Al contrario le procedure sono lunghissime, un’ostilità senza senso contro gli impianti a terra viene alimentata, a causa di una loro ipotetica incompatibilità con il paesaggio e le attività agricole. In questo senso è giusto specificare che gli impianti di energia rinnovabile DEVONO integrarsi con il paesaggio, senza snaturarne l’identità. Del resto, come accade per autostrade, capannoni agricoli, impianti industriali.

Molto spesso le considerazioni in merito agli impianti a terra vengono falsate da pregiudizi che sono fonte di gravi danni non solo in relazione a un settore industriale innovativo, ma anche al tessuto sociale e al nostro pianete, considerando la crisi climatica in atto.

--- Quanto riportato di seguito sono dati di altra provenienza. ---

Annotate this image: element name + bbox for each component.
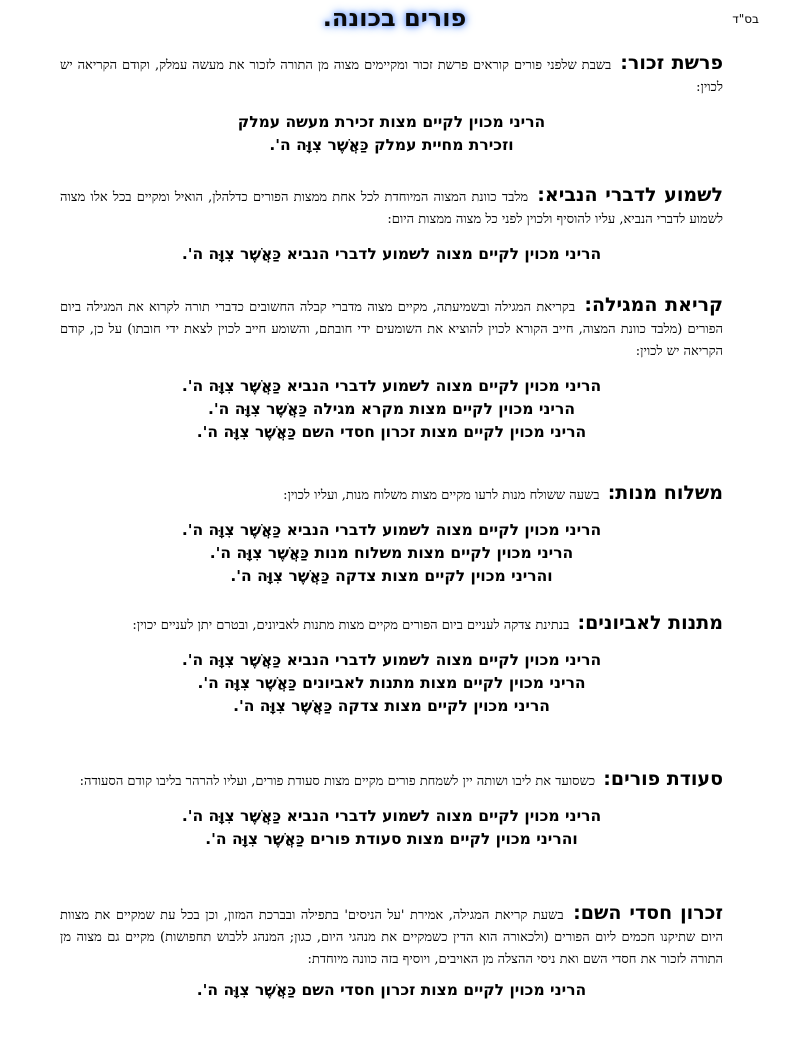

Un tessuto sociale verso cui siamo sempre più attenti: grazie alla disponibilità a finanziare interventi a favore dei territori, realizzando soluzioni di impianti agrofotovoltaici (quando è possibile la coabitazione delle due attività), attivando formule di crowd funding che permettono ai cittadini di partecipare agli utili, anche con piccoli investimenti.

E’ necessario un chiarimenti anche in merito alla questione dei tetti: il fotovoltaico va realizzato innanzitutto sui tetti, ma se consideriamo di usare solo i tetti per raggiungere gli obiettivi del PNIEC, dovremmo utilizzare il 70% di tutti i tetti disponibili nel nostro Paese: impensabile!

Se invece – per assurdo – li mettessimo tutti a terra, occuperemmo circa 100.000 ettari, cioè solo lo 0,64% dei terreni agricoli disponibili (più o meno la stessa estensione di superficie agricola che si perde ogni anno perché abbandonata).

Allo stesso modo bisogna considerare che i terreni vengono rilasciati a fine ciclo degli impianti quasi sempre in condizioni migliori in termini di biodiversità e che il costante sviluppo tecnologico ha reso, e renderà ancora, gli impianti sempre più efficienti.

Occorre superare obiezioni ideologiche, spesso alimentate ad arte, e sostenere interventi come quelli promossi dal “Piano Colao” (procedure di semplificazione normativa e riduzione dei tempi autorizzativi, perentorietà€ dei termini nel procedimento autorizzativo per le fonti rinnovabili, ecc.). Il Decreto Semplificazioni è un’occasione imperdibile.